Event-Viewing

Description

Solution

1. Step 1Extract Event ID 1033
   The Windows Installer log for Totally_Legit_Software includes `Manufacturer: cGljb0NURntFdjNudF92aTN3djNyXw==`. Decode it to get the first third of the flag.
   Learn more

   Windows Event Log (.evtx) files are binary logs that record system activity, security events, and application messages. The EVTX format replaced the older .evt format in Windows Vista and stores events in a structured binary format with XML-encoded content inside each record. Each event is identified by an Event ID number that describes the type of activity recorded.

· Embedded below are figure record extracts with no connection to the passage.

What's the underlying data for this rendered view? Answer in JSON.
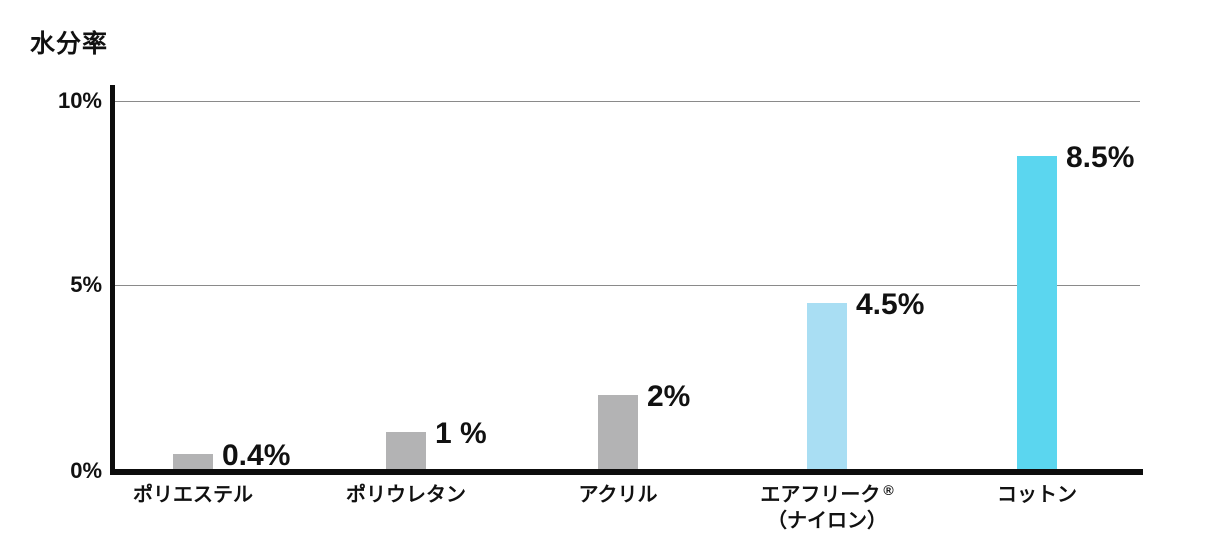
{
  "title": "水分率",
  "chart_data": {
    "type": "bar",
    "title": "水分率",
    "categories": [
      "ポリエステル",
      "ポリウレタン",
      "アクリル",
      "エアフリーク®（ナイロン）",
      "コットン"
    ],
    "values": [
      0.4,
      1,
      2,
      4.5,
      8.5
    ],
    "value_labels": [
      "0.4%",
      "1 %",
      "2%",
      "4.5%",
      "8.5%"
    ],
    "xlabel": "",
    "ylabel": "水分率",
    "ylim": [
      0,
      10
    ],
    "yticks": [
      {
        "value": 0,
        "label": "0%"
      },
      {
        "value": 5,
        "label": "5%"
      },
      {
        "value": 10,
        "label": "10%"
      }
    ],
    "grid": true,
    "legend": false,
    "colors": {
      "gray_bar": "#b3b3b4",
      "light_blue_bar": "#a9def3",
      "cyan_bar": "#5bd6ef",
      "axis": "#0d0d0d",
      "gridline": "#8a8a8a",
      "text": "#111111"
    },
    "bars": [
      {
        "category": {
          "line1": "ポリエステル"
        },
        "value": 0.4,
        "label": "0.4%",
        "color": "#b3b3b4"
      },
      {
        "category": {
          "line1": "ポリウレタン"
        },
        "value": 1.0,
        "label": "1 %",
        "color": "#b3b3b4"
      },
      {
        "category": {
          "line1": "アクリル"
        },
        "value": 2.0,
        "label": "2%",
        "color": "#b3b3b4"
      },
      {
        "category": {
          "line1": "エアフリーク",
          "mark": "®",
          "line2": "（ナイロン）"
        },
        "value": 4.5,
        "label": "4.5%",
        "color": "#a9def3"
      },
      {
        "category": {
          "line1": "コットン"
        },
        "value": 8.5,
        "label": "8.5%",
        "color": "#5bd6ef"
      }
    ]
  }
}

   Event ID 1033 is generated by the Windows Installer (MSI) subsystem when a product installation completes. It records the product name, version, language, manufacturer, and installation result code. Attackers who install malicious software on a compromised host will generate Event ID 1033 entries, making it a useful forensic artifact for detecting unauthorized software installations.

   Tools for parsing EVTX files without Windows Event Viewer include python-evtx (pure Python EVTX parser), EvtxEcmd (Eric Zimmerman's command-line tool that exports to CSV/JSON/XML), and Chainsaw (a Rust-based tool designed for threat hunting in EVTX files). On Linux, python-evtx is the most accessible option.

2. Step 2Review Event ID 4657
   The registry modification event stores `Immediate Shutdown (MXNfYV9wcjN0dHlfdXMzZnVsXw==)`, which is the second flag chunk.
   Learn more

   Event ID 4657 - "A registry value was modified" - is logged by the Security audit subsystem when a monitored registry key is changed. This event requires the Audit Registry policy to be enabled and the specific registry key to have SACL (System Access Control List) auditing configured. It records the key path, old value, new value, and the process that made the change.

   Registry modifications are a key indicator of compromise. Attackers use the registry for persistence (adding run keys like HKCU\Software\Microsoft\Windows\CurrentVersion\Run), for storing payloads, and for disabling security features. Event ID 4657 allows defenders to detect and timeline these changes, making it one of the most valuable Security log events for incident response.

   The Windows Registry is a hierarchical database storing configuration for the OS and applications. Understanding its structure - hives like HKLM (local machine), HKCU (current user), and HKCR (class root), along with key paths for persistence, services, and security settings - is foundational knowledge for both offensive and defensive Windows security work.

3. Step 3Capture Event ID 1074
   The shutdown log contains `Comment: dDAwbF84MWJhM2ZlOX0=`. Concatenate the decoded pieces to assemble picoCTF{...}.
   Learn more

   Event ID 1074 - "The process X has initiated the restart / shutdown of computer Y on behalf of user Z for the reason: reason" - is logged when a shutdown or restart is initiated programmatically. It records the initiating process, the reason code, and a free-text comment field. Unexpected shutdowns are often a sign of ransomware, destructive malware, or an attacker clearing tracks.

   The challenge hides flag segments in the Manufacturer and Comment fields of events - fields that are free-text and controlled by whoever generates the event. This mirrors a real attacker technique: embedding exfiltration data or command-and-control signals in log fields that are less likely to be scrutinized. Defenders should treat unexpected Base64 strings in event fields as suspicious.

   Assembling the flag from three separate events teaches the forensic skill of timeline correlation: linking events across different log sources and event types to reconstruct an attacker's actions. Tools like Plaso (log2timeline) and Timesketch automate this correlation across dozens of artifact types simultaneously, giving investigators a unified timeline of system activity.

Flag

picoCTF{Ev3nt_vi3wv3r_1s_a_pr3tty_us3ful_t00l_81b...}

Any Base64 decoding method works; the challenge is recognizing which events hide the chunks.